SURABAYA, PustakaJC.co - Kereta Api (KA) Mataram relasi Pasar Senen-Solo Balapan menjadi salah satu pilihan perjalanan yang menawarkan pengalaman wisata berbeda. Tidak hanya menghubungkan Jakarta dan Solo, kereta ini juga melintasi sejumlah kota dengan destinasi budaya, sejarah, kuliner, hingga wisata alam yang populer di Pulau Jawa.
KA Mataram melayani rute Jakarta menuju Solo melalui sejumlah kota penting seperti Bekasi, Cirebon, Purwokerto, Kroya, Kebumen, Kutoarjo, Wates, Yogyakarta, Klaten hingga berakhir di Stasiun Solo Balapan.
Jalur tersebut menjadi daya tarik tersendiri bagi wisatawan yang ingin menikmati perjalanan sekaligus menjelajahi berbagai destinasi unggulan di sepanjang lintasan kereta.
Mulai dari wisata budaya, kuliner khas daerah hingga panorama alam, seluruhnya dapat ditemukan di kota-kota yang dilewati KA Mataram.
Perjalanan dari Jakarta akan membawa penumpang menuju Cirebon yang dikenal sebagai kota dengan kekayaan budaya dan sejarah yang masih terjaga hingga kini.

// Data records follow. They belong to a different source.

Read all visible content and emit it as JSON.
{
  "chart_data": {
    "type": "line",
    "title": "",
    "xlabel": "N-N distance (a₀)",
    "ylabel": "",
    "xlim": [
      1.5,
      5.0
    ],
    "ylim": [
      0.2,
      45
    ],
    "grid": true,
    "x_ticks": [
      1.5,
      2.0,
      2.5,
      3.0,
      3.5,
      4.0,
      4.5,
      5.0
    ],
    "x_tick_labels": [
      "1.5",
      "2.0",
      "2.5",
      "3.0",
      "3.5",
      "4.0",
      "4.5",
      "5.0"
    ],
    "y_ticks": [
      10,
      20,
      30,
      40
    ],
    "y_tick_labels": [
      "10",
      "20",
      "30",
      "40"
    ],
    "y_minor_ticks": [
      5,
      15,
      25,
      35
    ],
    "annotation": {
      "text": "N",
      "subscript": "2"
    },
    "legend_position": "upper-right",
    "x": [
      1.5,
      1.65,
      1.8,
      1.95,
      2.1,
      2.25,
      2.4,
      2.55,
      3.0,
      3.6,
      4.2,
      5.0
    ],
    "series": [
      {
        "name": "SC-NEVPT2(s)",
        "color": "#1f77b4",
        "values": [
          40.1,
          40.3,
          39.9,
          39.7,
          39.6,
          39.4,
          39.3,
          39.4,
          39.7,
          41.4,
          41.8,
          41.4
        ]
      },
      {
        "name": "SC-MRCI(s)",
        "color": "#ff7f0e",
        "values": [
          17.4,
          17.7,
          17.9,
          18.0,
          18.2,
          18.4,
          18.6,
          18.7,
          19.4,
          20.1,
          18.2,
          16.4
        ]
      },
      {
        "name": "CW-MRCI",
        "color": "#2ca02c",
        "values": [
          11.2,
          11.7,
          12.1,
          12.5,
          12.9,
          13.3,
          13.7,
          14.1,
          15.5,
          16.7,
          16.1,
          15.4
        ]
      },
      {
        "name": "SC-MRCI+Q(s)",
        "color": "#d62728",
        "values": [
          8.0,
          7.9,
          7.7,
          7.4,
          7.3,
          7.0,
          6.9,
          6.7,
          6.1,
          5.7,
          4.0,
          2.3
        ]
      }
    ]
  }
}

Di kota tersebut, wisatawan dapat mengunjungi Keraton Kasepuhan, Keraton Kanoman, sentra Batik Trusmi hingga mencicipi berbagai kuliner khas pesisir utara Jawa yang menjadi favorit wisatawan.
Memasuki wilayah Banyumas, kereta melintasi Purwokerto yang menjadi pintu gerbang menuju kawasan wisata Baturraden di kaki Gunung Slamet.
Baturraden dikenal menawarkan udara sejuk serta panorama alam yang menjadi pilihan wisata keluarga maupun pencinta alam.
Perjalanan kemudian berlanjut melewati Kroya, Kebumen dan Kutoarjo yang menyimpan berbagai destinasi wisata unggulan di Jawa Tengah.
Kawasan tersebut memiliki sejumlah objek wisata populer seperti Geopark Kebumen, Pantai Menganti hingga kawasan Perbukitan Menoreh yang membentang di perbatasan Jawa Tengah dan Daerah Istimewa Yogyakarta.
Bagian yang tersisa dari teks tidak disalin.